Seandainya kita menelitinya dari segi ilmu pengetahuan dan teknologi saja jawabannya pasti tidak didapatkan adanya hubungan antara ulah manusia diatas permukaan bumi dengan terjadinya bencana alam gempa bumi ini. Perlu kekuatan yang jauh lebih besar untuk menggerakkan lempengan lapisan bumi ini untuk bertumbukan. Kalau seandainya kita mau mencari “kambing hitam”, bisa saja kita tuding rotasi bumi sebagai penyebabnya. Atau apalah yang menurut nalar manusia mampu dan pantas dijadikan penyebab terjadinya pergerakan lapisan bumi ini yang konon telah terjadi dalam kurun waktu yang sangat lama ini.
Namun seandainya kita memang manusia yang beriman pada Allah, dan mau sedikit saja memperhatikan peringatan-peringatanNya, kita bisa menyimpulkan bahwa bencana alam sangat lekat hubungannya dengan manusia itu sendiri. Semua bencana bisa jadi merupakan Ujian, tegoran atau malah adzab dari Yang Maha Kuasa terhadap manusia-manusia yang sudah tidak perduli lagi dengan rambu-rambu kehidupan yang sebenarnya demi kepentingan kebahagiaan hidup manusia itu sendiri.

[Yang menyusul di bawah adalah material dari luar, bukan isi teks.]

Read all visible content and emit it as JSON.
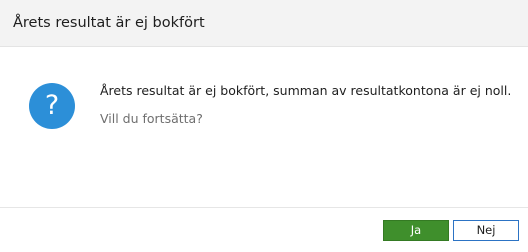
{
  "dialog": {
    "title": "Årets resultat är ej bokfört",
    "icon": "question-icon",
    "icon_glyph": "?",
    "icon_color": "#2c8fd8",
    "message": "Årets resultat är ej bokfört, summan av resultatkontona är ej noll.",
    "question": "Vill du fortsätta?"
  },
  "buttons": {
    "yes_label": "Ja",
    "no_label": "Nej",
    "yes_color": "#3f8f2c"
  }
}
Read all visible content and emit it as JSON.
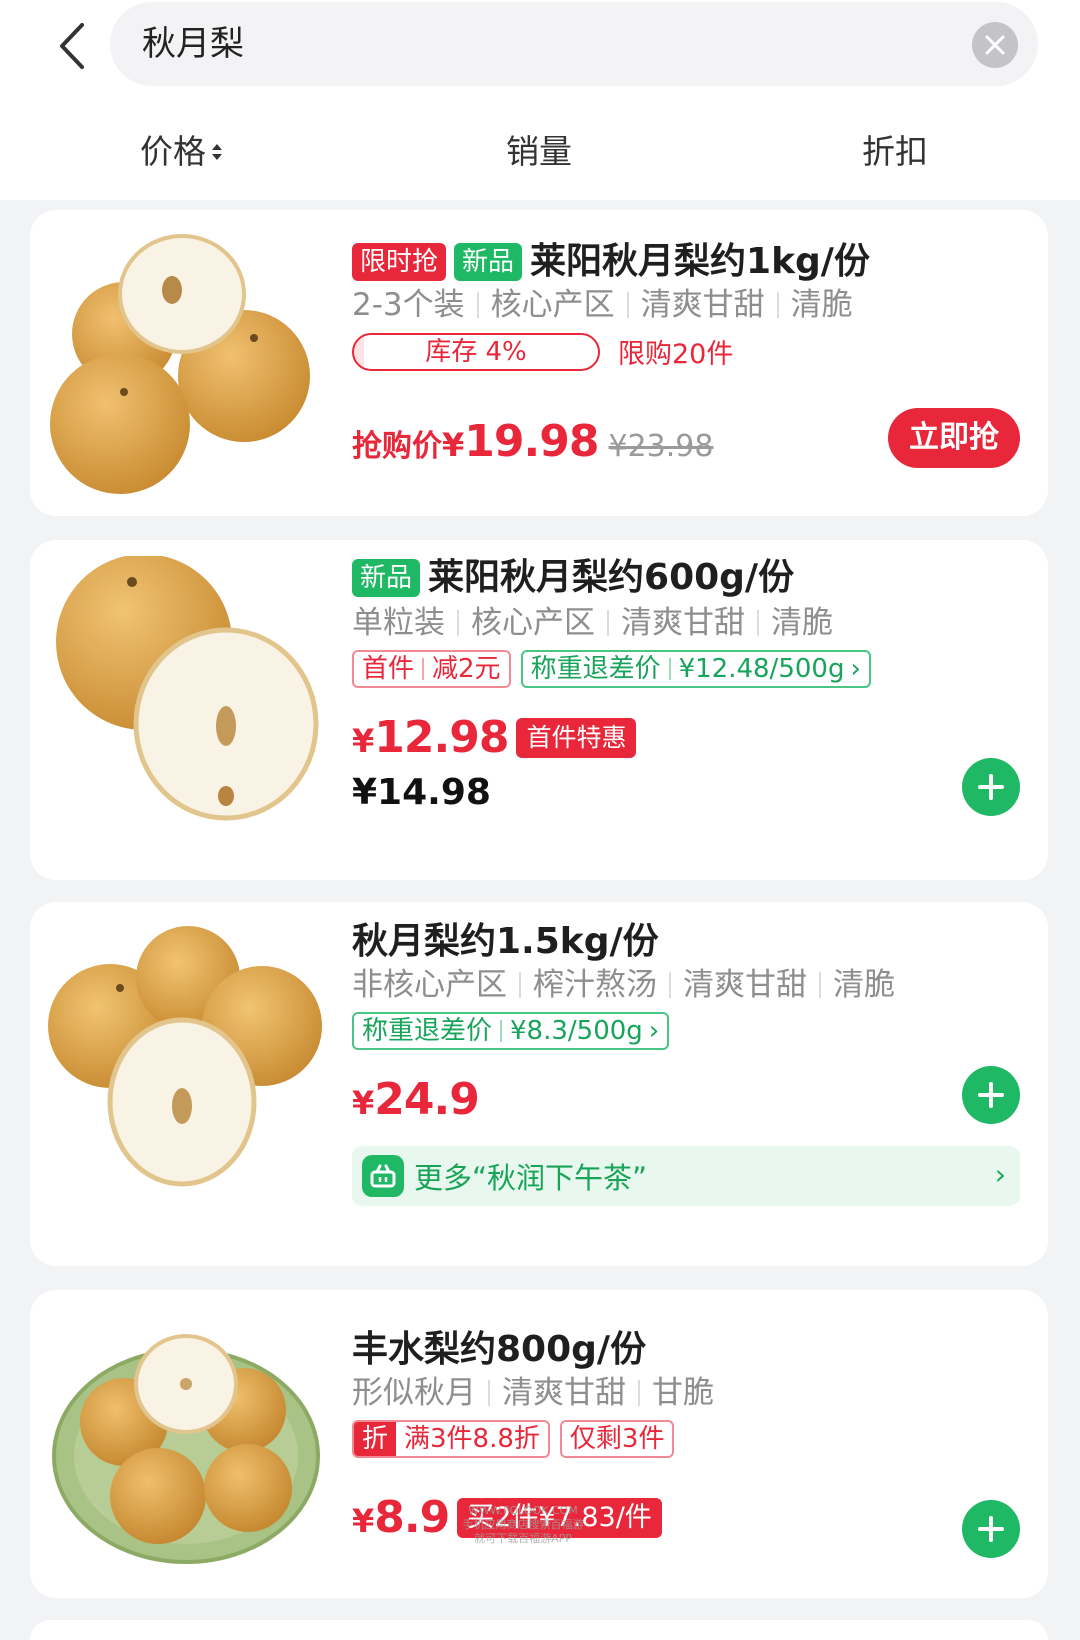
{
  "search": {
    "query": "秋月梨"
  },
  "sort": {
    "price": "价格",
    "sales": "销量",
    "discount": "折扣"
  },
  "products": [
    {
      "badges": [
        "限时抢",
        "新品"
      ],
      "title": "莱阳秋月梨约1kg/份",
      "subtitle": [
        "2-3个装",
        "核心产区",
        "清爽甘甜",
        "清脆"
      ],
      "stock": "库存 4%",
      "limit": "限购20件",
      "price_label": "抢购价",
      "currency": "¥",
      "price": "19.98",
      "original_price": "¥23.98",
      "button": "立即抢",
      "stock_fraction": 0.04
    },
    {
      "badges": [
        "新品"
      ],
      "title": "莱阳秋月梨约600g/份",
      "subtitle": [
        "单粒装",
        "核心产区",
        "清爽甘甜",
        "清脆"
      ],
      "tag_red": [
        "首件",
        "减2元"
      ],
      "tag_green": [
        "称重退差价",
        "¥12.48/500g"
      ],
      "currency": "¥",
      "price": "12.98",
      "price_tag": "首件特惠",
      "regular_price": "¥14.98"
    },
    {
      "title": "秋月梨约1.5kg/份",
      "subtitle": [
        "非核心产区",
        "榨汁熬汤",
        "清爽甘甜",
        "清脆"
      ],
      "tag_green": [
        "称重退差价",
        "¥8.3/500g"
      ],
      "currency": "¥",
      "price": "24.9",
      "more": "更多“秋润下午茶”"
    },
    {
      "title": "丰水梨约800g/份",
      "subtitle": [
        "形似秋月",
        "清爽甘甜",
        "甘脆"
      ],
      "tag_split": [
        "折",
        "满3件8.8折"
      ],
      "tag_red_single": "仅剩3件",
      "currency": "¥",
      "price": "8.9",
      "promo": "买2件¥7.83/件"
    }
  ],
  "watermark": {
    "brand": "百福游",
    "site": "WWW.FQLOOK.COM",
    "line1": "手机应用商店搜索百福游",
    "line2": "就可下载百福游APP"
  },
  "colors": {
    "accent_red": "#e8283a",
    "accent_green": "#1fb865",
    "pear": "#d9a14a"
  }
}
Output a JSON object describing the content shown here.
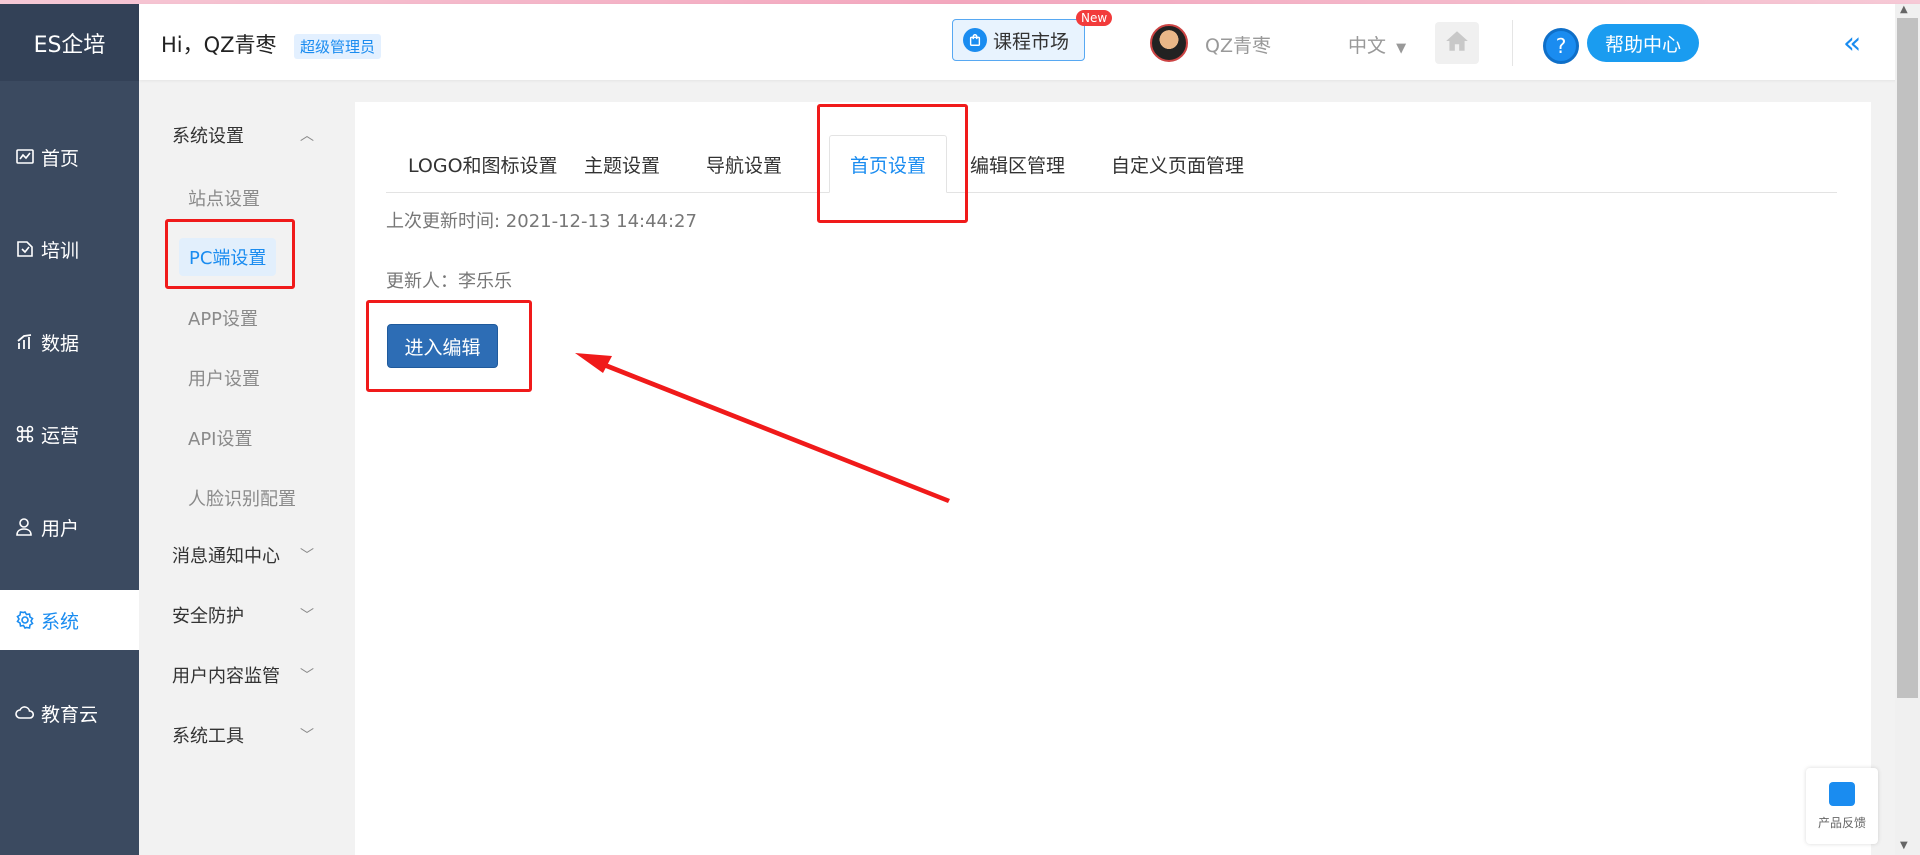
{
  "brand": "ES企培",
  "nav": [
    {
      "label": "首页",
      "icon": "chart-icon"
    },
    {
      "label": "培训",
      "icon": "book-icon"
    },
    {
      "label": "数据",
      "icon": "bars-icon"
    },
    {
      "label": "运营",
      "icon": "command-icon"
    },
    {
      "label": "用户",
      "icon": "user-icon"
    },
    {
      "label": "系统",
      "icon": "gear-icon"
    },
    {
      "label": "教育云",
      "icon": "cloud-icon"
    }
  ],
  "submenu": {
    "groups": [
      "系统设置",
      "消息通知中心",
      "安全防护",
      "用户内容监管",
      "系统工具"
    ],
    "links": [
      "站点设置",
      "PC端设置",
      "APP设置",
      "用户设置",
      "API设置",
      "人脸识别配置"
    ]
  },
  "topbar": {
    "greeting": "Hi，QZ青枣",
    "role": "超级管理员",
    "market": "课程市场",
    "new_badge": "New",
    "username": "QZ青枣",
    "language": "中文",
    "help": "帮助中心"
  },
  "tabs": [
    "LOGO和图标设置",
    "主题设置",
    "导航设置",
    "首页设置",
    "编辑区管理",
    "自定义页面管理"
  ],
  "info": {
    "updated_time": "上次更新时间:  2021-12-13 14:44:27",
    "updater": "更新人：李乐乐"
  },
  "edit_button": "进入编辑",
  "feedback": "产品反馈",
  "colors": {
    "accent": "#1a8cf0",
    "nav_bg": "#3b4a60",
    "annotation": "#f01a1a",
    "primary_button": "#2d6db5"
  }
}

Penulis masih ingat saat terjadi bencana gempa bumi di jogja tahun 2006 silam. Dipagi buta disaat penulis sedang bersantai di kontrakan di daerah solo tiba-tiba terjadi guncangan yang berlangsung sekitar 2 menit. Guncangan yang pada awalnya penulis kira berasal dari gunung Merapi yang waktu itu aktifitasnya sedang naik. Namun ternyata gempa itu berasal dari derah yang lebih jauh lagi yaitu di sekitar Bantul Jogjakarta, bencana yang akhirnya merenggut ribuan jiwa korban. Kebanyakan mereka yang menjadi korban sedang terlelap tidur di pagi itu. Tidak hanya di Jogja, bencana-bencana serupa yang terjadi di Aceh, papua, maluku, dan didaerah-daerah lain diwilayah negeri ini yang secara Science tidak dapat dihubungkan dengan manusia sejatinya berhubungan erat dengan ulah manusia. Sebuah ayat dalam qur’an telah menyitir.

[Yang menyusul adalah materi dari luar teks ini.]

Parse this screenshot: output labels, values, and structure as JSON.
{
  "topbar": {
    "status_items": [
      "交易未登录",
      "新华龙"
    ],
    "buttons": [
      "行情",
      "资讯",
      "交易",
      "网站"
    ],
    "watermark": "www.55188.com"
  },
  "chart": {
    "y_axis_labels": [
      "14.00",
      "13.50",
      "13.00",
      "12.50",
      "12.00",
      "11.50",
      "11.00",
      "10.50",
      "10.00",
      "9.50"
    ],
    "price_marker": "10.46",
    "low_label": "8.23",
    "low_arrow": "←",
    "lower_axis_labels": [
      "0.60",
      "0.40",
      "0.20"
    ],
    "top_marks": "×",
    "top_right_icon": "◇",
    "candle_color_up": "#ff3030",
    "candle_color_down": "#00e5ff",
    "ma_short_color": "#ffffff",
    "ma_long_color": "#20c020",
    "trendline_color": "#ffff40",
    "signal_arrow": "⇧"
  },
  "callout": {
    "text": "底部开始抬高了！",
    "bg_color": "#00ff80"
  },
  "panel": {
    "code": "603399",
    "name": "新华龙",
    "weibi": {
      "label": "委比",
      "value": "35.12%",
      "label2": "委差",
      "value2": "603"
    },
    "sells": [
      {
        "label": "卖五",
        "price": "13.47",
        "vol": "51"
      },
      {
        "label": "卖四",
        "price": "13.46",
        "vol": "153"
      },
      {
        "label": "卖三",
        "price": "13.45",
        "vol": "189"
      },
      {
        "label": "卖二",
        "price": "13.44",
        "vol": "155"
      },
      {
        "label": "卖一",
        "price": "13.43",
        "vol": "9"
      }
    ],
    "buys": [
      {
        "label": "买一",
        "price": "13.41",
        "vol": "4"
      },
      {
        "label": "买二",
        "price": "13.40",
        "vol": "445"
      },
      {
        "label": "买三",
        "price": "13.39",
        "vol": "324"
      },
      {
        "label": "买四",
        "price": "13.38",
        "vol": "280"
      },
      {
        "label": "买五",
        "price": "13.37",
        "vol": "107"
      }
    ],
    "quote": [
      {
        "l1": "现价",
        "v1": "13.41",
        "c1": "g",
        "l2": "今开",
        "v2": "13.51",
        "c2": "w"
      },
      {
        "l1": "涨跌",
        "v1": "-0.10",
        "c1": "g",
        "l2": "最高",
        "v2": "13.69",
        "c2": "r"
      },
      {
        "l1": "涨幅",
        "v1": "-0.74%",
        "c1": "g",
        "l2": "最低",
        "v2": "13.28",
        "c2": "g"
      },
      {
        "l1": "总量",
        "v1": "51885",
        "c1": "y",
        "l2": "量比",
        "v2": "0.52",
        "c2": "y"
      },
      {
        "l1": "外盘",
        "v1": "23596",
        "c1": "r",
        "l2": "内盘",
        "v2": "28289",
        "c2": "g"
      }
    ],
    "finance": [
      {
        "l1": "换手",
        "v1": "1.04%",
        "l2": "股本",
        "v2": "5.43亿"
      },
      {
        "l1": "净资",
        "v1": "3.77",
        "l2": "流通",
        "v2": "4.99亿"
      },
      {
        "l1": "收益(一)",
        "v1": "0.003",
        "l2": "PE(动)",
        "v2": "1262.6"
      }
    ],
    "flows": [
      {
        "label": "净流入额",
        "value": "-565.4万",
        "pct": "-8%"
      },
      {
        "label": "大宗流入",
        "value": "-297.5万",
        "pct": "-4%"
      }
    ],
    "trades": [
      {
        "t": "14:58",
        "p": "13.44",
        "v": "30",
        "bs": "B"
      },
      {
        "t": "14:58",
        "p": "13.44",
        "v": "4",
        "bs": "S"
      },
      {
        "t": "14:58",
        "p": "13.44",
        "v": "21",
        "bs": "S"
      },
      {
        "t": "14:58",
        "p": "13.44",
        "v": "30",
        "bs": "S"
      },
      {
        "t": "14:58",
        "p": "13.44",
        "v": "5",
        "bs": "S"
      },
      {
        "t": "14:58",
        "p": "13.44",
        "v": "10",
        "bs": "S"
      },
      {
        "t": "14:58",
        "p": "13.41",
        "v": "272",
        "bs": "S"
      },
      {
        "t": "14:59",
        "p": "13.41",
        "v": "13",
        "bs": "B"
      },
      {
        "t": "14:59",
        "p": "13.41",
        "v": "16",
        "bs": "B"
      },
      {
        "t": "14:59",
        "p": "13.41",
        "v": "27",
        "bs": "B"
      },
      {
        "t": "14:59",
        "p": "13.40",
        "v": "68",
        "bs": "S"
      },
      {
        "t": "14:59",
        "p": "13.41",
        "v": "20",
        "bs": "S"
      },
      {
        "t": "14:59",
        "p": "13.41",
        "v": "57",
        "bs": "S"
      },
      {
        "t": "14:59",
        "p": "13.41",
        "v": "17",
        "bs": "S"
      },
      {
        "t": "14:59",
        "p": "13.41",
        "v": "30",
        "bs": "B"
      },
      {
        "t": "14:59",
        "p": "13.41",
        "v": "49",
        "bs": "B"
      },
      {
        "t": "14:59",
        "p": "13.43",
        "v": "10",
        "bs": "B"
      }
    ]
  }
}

Jika sekiranya penduduk negeri-negeri beriman dan bertaqwa, pastilah Kami akan melimpahkan kepada mereka berkah dari langit dan dari bumi, tetapi mereka mendustakan (ayat-ayat kami) itu. Maka Kami siksa mereka disebabkan perbuatannya. Maka, apakah penduduk negeri-negeri itu merasa aman dari kedatangan siksaan Kami di malam hari ketika mereka tengah lelap tertidur?? Atau apakah penduduk negeri-negeri itu merasa aman dari kedatangan siksaan Kami di waktu matahari sepenggalah naik saat mereka sedang bermain-main?? Maka apakah mereka merasa aman dari adzab Allah (yang tidak terduga-duga)?? Tiada yang merasa aman dari adzab Allah kecuali orang-orang yang merugi. (QS. Al-A’roof 96-99).

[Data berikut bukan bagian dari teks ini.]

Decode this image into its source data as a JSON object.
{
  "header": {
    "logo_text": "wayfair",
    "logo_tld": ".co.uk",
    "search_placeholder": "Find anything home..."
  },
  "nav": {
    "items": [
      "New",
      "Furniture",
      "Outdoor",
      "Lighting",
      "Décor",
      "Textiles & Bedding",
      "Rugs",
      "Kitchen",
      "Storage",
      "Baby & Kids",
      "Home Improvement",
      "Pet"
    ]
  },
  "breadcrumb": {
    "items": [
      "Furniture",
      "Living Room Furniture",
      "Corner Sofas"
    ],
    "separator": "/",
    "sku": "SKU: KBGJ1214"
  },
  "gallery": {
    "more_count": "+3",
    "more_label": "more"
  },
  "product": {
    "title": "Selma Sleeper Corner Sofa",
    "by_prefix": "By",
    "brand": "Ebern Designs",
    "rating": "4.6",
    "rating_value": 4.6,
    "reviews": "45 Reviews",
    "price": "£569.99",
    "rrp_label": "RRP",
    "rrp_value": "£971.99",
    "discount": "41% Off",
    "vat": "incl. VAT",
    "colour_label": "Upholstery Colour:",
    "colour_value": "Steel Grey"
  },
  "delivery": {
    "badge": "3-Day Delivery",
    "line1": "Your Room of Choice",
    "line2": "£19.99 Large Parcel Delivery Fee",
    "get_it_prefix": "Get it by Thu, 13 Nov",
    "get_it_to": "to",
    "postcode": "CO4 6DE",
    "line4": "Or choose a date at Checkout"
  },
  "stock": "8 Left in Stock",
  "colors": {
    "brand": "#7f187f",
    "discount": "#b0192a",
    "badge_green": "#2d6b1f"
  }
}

Tidak hanya gempa bumi yang sering menghampiri kehidupan kita sehari-hari. Kekeringan, wabah penyakit yang sering melanda negeri kita seperti Flu burung, flu babi, HIV/AIDS (yang dulunya belum pernah ada) ataupun wabah penyakit langganan seperti Demam berdarah, Malaria, diare. Juga kemarau yang berkepanjangan, kelaparan yang juga menghinggapi penduduk negeri yang subur ini, serta adanya penguasa-penguasa yang korup sebenarnya juga akibat dari ulah penduduk itu sendiri.
Lalu bukannya negeri kita ini adalah negeri yang Berketuhanan, Beragama, dan mayoritas juga muslim? Kenapa bencana silih berganti?
Dalam sebuah hadits telah disinggung tentang hal ini.
Dari Abdullah bin Umar RA berkata :Rasulullah Shallallahu
‘alaihi wasallam menghadap kearah kami seraya bersabda :Wahai kaum muhajirin, ada lima hal yang aku berlindung diri kepada Allah Subhanahu wata’ala agar kalian tidak menjumpainya, tidaklah menyebar perbuatan keji (zina) pada suatu kaum hingga mereka berterang-terangan melakukannya melainkan mereka akan ditimpa wabah-wabah penyakit dan kelaparan yang belum pernah menimpa orang-orang sebelum mereka. Tidaklah suatu kaum yang mengurangi takaran (dalam jual beli) melainkan mereka akan ditimpa paceklik, sulit mendapat makanan dan jahatnya penguasa. Tidaklah suatu kaum yang enggan mengeluarkan zakat dari harta mereka melainkan akan terhalang air hujan dari langit, kalau saja bukan karena (ada) binatang niscaya tidak diturunkan hujan. Tidaklah suatu kaum mengingkari janji melainkan Allah Subhanahu wata’ala akan menguasakan atas mereka musuh-musuh yang bukan dari golongan mereka, mereka mengambil sebagian harta yang ada ditangan mereka. Dan selama pemimpin-pemimpin mereka tidak menerapkan hukum Allah Subhanahu wata’ala dan memilah-milih apa yang Allah Subhanahu wata’ala turunkan di dalam kitab-Nya, niscaya Allah Subhanahu wata’ala akan menjadikan saling berkeras-kerasan diantara mereka.(HR Ibnu Majah dan Al-Hakim)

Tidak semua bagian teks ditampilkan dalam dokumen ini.